At one point, Uribe stated that Nadine paid him a visit following the search and inquired as to what he intended to tell authorities about the car. Despite describing it as a loan, he maintained that it was never his intention. Uribe stated that just before Christmas 2022, Nadine would issue him a check for $21,000 labeled “personal loan” that did not cover what he had paid toward the car.
Uribe, who has pleaded guilty to seven different offenses, some unconnected to his dealings with the Menendezes, is now working with federal prosecutors in the hopes of receiving a reduced sentence.
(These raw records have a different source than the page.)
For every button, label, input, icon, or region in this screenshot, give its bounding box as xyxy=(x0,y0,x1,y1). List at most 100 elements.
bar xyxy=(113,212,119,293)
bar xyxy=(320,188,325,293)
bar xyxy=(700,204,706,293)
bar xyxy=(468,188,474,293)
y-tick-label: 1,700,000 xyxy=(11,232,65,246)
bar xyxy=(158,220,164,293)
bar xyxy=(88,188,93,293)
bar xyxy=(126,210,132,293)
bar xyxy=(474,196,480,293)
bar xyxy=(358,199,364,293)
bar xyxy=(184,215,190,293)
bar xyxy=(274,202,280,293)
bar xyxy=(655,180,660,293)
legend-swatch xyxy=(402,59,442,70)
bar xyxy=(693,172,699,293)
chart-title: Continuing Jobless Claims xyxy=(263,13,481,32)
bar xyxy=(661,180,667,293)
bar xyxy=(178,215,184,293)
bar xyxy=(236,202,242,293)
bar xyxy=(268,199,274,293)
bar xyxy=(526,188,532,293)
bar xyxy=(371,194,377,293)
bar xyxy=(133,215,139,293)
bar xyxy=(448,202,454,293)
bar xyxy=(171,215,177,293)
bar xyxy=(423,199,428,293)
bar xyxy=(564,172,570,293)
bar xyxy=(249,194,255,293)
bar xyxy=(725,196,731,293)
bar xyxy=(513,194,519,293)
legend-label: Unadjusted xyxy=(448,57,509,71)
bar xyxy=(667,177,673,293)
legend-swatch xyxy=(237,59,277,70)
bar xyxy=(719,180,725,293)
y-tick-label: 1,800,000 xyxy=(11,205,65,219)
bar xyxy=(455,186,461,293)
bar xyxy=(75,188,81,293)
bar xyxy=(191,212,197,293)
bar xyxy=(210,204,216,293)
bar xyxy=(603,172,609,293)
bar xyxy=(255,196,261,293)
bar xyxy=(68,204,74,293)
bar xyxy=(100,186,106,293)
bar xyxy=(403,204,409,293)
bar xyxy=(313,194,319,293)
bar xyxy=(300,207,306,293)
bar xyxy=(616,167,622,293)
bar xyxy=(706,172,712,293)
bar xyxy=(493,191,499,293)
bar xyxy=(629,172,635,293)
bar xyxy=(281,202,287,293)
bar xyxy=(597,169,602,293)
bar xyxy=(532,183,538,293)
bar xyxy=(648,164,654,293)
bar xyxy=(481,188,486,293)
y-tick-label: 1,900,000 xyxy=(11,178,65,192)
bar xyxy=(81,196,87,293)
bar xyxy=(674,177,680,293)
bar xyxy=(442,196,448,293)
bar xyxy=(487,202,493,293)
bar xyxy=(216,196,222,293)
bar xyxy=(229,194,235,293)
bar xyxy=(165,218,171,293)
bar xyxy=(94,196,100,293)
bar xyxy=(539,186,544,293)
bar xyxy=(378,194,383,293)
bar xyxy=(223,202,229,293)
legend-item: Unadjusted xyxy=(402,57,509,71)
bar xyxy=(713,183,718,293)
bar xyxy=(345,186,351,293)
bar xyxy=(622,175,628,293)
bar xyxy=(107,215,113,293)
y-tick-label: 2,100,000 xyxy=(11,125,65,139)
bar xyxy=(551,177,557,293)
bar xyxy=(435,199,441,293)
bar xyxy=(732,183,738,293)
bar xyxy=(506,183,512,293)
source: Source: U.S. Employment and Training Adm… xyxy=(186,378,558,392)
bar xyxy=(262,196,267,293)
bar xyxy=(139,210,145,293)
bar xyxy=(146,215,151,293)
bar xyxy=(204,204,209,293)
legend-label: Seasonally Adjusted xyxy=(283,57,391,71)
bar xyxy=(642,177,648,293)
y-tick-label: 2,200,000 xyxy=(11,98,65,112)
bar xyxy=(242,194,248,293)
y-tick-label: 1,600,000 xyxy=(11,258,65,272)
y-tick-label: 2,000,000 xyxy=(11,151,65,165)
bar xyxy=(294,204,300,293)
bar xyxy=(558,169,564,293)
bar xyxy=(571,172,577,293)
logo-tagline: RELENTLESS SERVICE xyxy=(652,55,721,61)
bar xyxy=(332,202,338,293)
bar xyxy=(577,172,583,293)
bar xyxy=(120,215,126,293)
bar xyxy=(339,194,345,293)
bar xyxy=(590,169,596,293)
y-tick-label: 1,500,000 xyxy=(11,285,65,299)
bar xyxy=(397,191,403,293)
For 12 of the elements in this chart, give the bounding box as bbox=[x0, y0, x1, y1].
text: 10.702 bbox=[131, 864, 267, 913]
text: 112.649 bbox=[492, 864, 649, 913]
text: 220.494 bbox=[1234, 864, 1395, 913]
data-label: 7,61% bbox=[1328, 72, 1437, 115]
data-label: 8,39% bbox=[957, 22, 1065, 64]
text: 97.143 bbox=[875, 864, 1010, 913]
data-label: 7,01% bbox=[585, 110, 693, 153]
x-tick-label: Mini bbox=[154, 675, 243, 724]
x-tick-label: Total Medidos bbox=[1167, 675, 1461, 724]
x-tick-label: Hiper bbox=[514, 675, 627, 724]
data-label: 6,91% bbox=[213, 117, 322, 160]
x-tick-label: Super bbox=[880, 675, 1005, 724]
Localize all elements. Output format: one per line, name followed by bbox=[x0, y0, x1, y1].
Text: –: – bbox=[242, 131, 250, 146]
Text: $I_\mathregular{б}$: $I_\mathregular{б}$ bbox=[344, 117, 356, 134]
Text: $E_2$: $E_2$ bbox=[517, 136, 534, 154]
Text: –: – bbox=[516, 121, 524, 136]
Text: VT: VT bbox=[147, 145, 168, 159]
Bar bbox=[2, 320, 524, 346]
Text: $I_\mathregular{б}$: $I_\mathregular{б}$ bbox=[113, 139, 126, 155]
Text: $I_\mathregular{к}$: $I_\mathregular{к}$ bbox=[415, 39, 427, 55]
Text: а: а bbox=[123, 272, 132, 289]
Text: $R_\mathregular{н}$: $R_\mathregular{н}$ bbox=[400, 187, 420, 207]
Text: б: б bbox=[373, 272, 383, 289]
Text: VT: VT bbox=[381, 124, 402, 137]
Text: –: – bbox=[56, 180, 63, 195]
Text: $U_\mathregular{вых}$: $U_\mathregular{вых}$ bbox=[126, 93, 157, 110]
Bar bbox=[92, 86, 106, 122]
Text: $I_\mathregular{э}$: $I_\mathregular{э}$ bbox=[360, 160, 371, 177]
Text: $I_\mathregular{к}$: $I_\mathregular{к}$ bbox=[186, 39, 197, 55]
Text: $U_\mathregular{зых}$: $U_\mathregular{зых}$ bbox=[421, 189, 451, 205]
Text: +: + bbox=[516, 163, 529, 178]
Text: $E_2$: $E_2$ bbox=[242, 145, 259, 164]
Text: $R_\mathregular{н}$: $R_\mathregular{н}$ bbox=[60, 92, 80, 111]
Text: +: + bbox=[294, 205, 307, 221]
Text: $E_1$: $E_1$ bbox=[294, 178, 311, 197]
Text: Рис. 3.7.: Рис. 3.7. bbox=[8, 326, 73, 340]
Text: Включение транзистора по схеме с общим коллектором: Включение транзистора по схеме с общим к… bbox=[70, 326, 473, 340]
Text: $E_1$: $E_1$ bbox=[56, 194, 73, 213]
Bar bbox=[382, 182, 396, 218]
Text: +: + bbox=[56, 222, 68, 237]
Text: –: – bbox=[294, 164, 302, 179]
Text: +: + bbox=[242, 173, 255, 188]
Otherwise, he may face up to 95 years in prison.
Late Monday, defense attorneys began cross-examining Uribe. Defense attorneys expect to probe numerous aspects of Uribe’s account and his own criminal history. For example, he remembered the substance but not always the exact words used during talks with Menendez, and it’s unclear whether he and Hana were on the same page or whether the senator was always aware of what Nadine was saying about his thoughts, words, and deeds.
The senator’s legal team stated that his contacts with Grewal were due to concerns about state authorities’ preferential persecution of Hispanics.
On the stand, Uribe revealed another example of the senator doing him a favor. Uribe stated that Menendez introduced him to the New Jersey insurance commissioner at a hospital ribbon cutting. Uribe, who had already lost his insurance license, was attempting to obtain it back. He said Menendez told the commissioner that he was a “good man.”